13.10.08

Phnom - Penh

Me levanté a las nueve, muy tranquilo y a las diez ya estaba en la calle buscando un locutorio para hablar con la flía y chequear la correspondencia. El hostal estaba un poco alejado de lo que es el circuito turístico. Se encontraba un poco más alejado en una zona muy comercial y sucia de la ciudad. Mucha moto y mucho tuk-tuk agobiándote por un city tour.
Después de desayunar una chocolatada y un yoghurt de frutas agarré la guía y me puse a leer qué es lo que la ciudad tenía para venderme. El palacio se destacaba y aparecía en el puesto número uno de las “35 things not to miss” de la South East Asia Rough Guide. Buena alternativa, si bien quedaba a media hora de la estación de servicio donde había desayunado decidí caminarlos con la cámara enroscada al brazo. Para no perder la costumbre. 

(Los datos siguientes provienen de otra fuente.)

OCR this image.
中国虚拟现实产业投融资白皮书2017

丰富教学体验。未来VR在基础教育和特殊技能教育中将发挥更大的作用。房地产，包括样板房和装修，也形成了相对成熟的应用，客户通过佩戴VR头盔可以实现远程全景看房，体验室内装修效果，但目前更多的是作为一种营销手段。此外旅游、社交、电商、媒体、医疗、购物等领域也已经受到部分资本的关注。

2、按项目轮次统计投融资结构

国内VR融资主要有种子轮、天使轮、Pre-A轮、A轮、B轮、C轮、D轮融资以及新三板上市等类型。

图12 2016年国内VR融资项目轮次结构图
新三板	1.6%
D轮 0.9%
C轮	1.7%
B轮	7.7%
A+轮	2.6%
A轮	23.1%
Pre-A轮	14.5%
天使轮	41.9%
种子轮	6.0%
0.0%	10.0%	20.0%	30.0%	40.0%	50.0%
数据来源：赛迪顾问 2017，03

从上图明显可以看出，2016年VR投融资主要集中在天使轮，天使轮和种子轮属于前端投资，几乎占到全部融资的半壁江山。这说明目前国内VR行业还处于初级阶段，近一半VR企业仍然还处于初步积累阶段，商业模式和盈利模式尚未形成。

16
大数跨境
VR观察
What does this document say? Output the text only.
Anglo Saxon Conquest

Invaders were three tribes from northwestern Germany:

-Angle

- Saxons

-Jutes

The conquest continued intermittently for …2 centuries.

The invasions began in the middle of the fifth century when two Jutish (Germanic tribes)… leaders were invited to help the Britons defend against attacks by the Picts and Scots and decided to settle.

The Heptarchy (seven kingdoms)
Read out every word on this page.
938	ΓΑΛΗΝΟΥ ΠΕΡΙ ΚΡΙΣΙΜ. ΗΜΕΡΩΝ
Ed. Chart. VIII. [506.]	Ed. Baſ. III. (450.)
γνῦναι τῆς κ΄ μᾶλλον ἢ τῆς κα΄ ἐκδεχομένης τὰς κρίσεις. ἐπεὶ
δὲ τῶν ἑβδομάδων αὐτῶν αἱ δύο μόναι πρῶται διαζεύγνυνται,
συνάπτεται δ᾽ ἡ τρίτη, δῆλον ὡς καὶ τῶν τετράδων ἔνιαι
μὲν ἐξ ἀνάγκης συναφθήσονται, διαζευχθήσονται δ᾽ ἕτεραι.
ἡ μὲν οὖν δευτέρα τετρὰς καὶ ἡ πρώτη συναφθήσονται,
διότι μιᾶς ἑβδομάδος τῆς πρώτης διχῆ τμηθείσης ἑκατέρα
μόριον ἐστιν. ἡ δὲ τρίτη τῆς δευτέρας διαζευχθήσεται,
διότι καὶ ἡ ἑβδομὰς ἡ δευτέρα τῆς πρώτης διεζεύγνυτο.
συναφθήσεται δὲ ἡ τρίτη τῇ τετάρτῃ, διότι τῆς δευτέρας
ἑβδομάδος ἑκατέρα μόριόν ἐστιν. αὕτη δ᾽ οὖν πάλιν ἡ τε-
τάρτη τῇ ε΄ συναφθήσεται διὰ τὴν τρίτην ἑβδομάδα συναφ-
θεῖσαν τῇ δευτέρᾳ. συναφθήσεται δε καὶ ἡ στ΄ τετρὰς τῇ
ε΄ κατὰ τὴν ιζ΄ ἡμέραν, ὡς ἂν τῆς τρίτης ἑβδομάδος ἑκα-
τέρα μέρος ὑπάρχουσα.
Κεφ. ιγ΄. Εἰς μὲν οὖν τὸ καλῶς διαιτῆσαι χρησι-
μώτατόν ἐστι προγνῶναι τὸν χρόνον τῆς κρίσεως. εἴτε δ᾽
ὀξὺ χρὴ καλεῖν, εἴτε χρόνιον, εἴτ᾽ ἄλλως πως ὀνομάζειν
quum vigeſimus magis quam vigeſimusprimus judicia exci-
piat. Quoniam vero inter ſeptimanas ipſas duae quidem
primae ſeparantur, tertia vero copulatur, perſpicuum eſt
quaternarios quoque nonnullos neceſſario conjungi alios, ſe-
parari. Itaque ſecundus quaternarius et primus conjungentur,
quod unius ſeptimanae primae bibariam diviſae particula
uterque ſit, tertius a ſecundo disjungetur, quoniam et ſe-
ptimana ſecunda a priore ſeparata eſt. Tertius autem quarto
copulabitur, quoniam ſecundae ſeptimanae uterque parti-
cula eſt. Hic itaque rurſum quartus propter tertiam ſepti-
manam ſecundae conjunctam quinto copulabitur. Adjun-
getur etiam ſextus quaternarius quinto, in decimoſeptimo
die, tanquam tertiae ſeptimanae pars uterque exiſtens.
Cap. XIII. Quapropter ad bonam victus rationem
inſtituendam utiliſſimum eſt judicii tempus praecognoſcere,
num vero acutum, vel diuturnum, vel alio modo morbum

Hacia muchísimo calor, el sol se había puesto y no había un nimbo que lo tapara. Insoportable. Cien por ciento de humedad, el agua que tomabas se evaporaba al segundo por los poros de la piel. Peligroso. La marca de la mochila ya se había dibujado en la espalda. Caminé siempre buscando un rinconcito a la sombra, cada tanto me apoyaba sobre el tronco de un árbol para descansar. 
La ciudad a primera vista no me había llamado mucho la atención. Sucia, nunca había encontrado hasta ese entonces tanta mugre en una ciudad asiática. Mucho auto y mucha moto, el aire no era de los más recomendados para respirar. Mucho polvo, y la gran mayoría de las calles estaban cubiertas de tierra y arena permitiendo a los conductores levantar una gran nube polvo. 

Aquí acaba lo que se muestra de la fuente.